Nata a Palermo e residente a Salerno, Milena Palminteri ha deciso solo in età matura di dar voce alla sua Sicilia attraverso la scrittura, riuscendo a confezionare un romanzo che lascia il lettore con un retrogusto dolce e pungente di emozioni forti, mai dimenticate. Più volte torna nel libro l’immagine del frutto che dà il titolo all’opera, simbolo di resilienza, di qualcosa che sopravvive nonostante le avversità e l’inospitalità del terreno, ma anche elemento ambivalente in cui dolcezza e amarezza si fondono insieme, come d’altra parte accade nella vita. «Carlotta mia, io dell’arancio amaro conosco solo le spine e ormai non mi fanno più male – dice la madre alla figlia per lettera – Ma il profumo del suo fiore bianco è il tuo ed è quello della libertà».

Dal 1960 al 1924, da Agrigento a Sarraca, la Sicilia si rivela ancora una volta terra di grande fascino e ambientazione per una vicenda che affonda le sue radici nella storia del secolo scorso, sebbene sia di fantasia. Ed è proprio la parte più inospitale, provinciale, lontana dell’isola a far emergere prepotentemente la sua voce, laddove il progresso arriva con lentezza, lasciando protrarsi certi usi e costumi più a lungo rispetto alle città; tuttavia, anche qui il Fascismo, con la successiva guerra mondiale, spazza via l’ordine costituito, portando a quel grande sommovimento di idee, valori, ideali, ridistribuzione della ricchezza e dei poteri che caratterizzò l’Italia di quegli anni, ma prima ancora la Sicilia de Il Gattopardo. Quest’aria di nostalgia per un mondo che svanisce e lascia spazio a qualcosa di nuovo, ma non necessariamente migliore, è presente in tutto il romanzo ed è attuale in maniera inquietante, in questo decadere dell’Occidente a fronte di un diverso ordine mondiale, così come nel declino della democrazia verso governi sempre più dittatoriali ed estremisti. Vi furono in passato, e ci sono anche oggi, grandi cambiamenti inevitabili della società che il conservatorismo cerca di frenare, di combattere, di osteggiare, ma prima o dopo non può che esserne travolto, perché talvolta è impossibile fermare le dinamiche sociali, economiche, geopolitiche globali. È allora utile guardare indietro, all’Italia che ci racconta la Palminteri, per confrontarla al presente, nelle reazioni ai mutamenti e nelle riflessioni più profonde, ritrovando punti di contatto ma anche elementi di conquista, specie nell’ambito dei diritti femminili.    

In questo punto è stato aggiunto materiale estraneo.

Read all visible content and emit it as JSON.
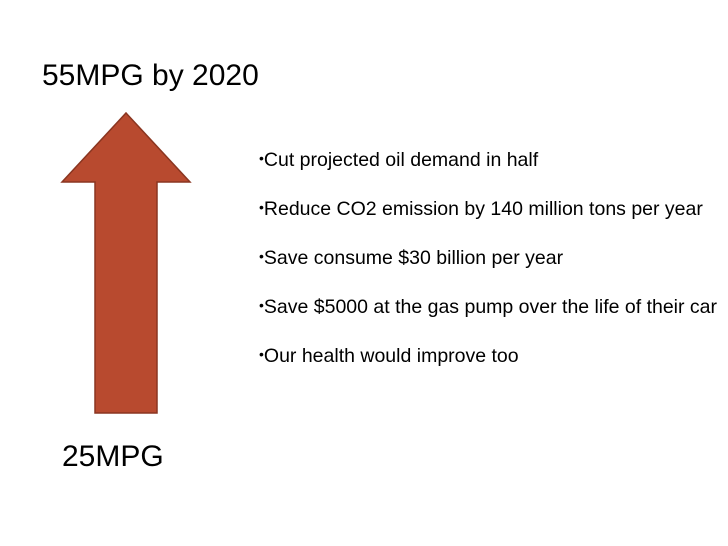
{
  "slide": {
    "top_label": "55MPG by 2020",
    "bottom_label": "25MPG",
    "arrow": {
      "fill_color": "#b84a2f",
      "stroke_color": "#8a3520",
      "direction": "up"
    },
    "bullet_symbol": "•",
    "bullets": [
      "Cut projected oil demand in half",
      "Reduce CO2 emission by 140 million tons per year",
      "Save consume $30 billion per year",
      "Save $5000 at the gas pump over the life of their car",
      "Our health would improve too"
    ]
  }
}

«È il pomeriggio tiepido di una primavera anticipata, in Sicilia le stagioni fanno quel che vogliono. Cursidda riposa, da qualche giorno lamenta “duluri di ossa” e io le impedisco di alzarsi. Mi lascio cadere nella poltrona dello zù Pippino, mi è tanto vivo nella mente che potrei pittarlo preciso anche se non so tenere in mano un pennello. Con lui, oggi, vorrei festeggiare. Mi chiedo se in questo frangente che ho attraversato ancora e ancora mi avrebbe dissuasa, impedita, convinta di dovermi a oltranza proteggere da ogni male della vita precludendomi, così, anche ogni bene».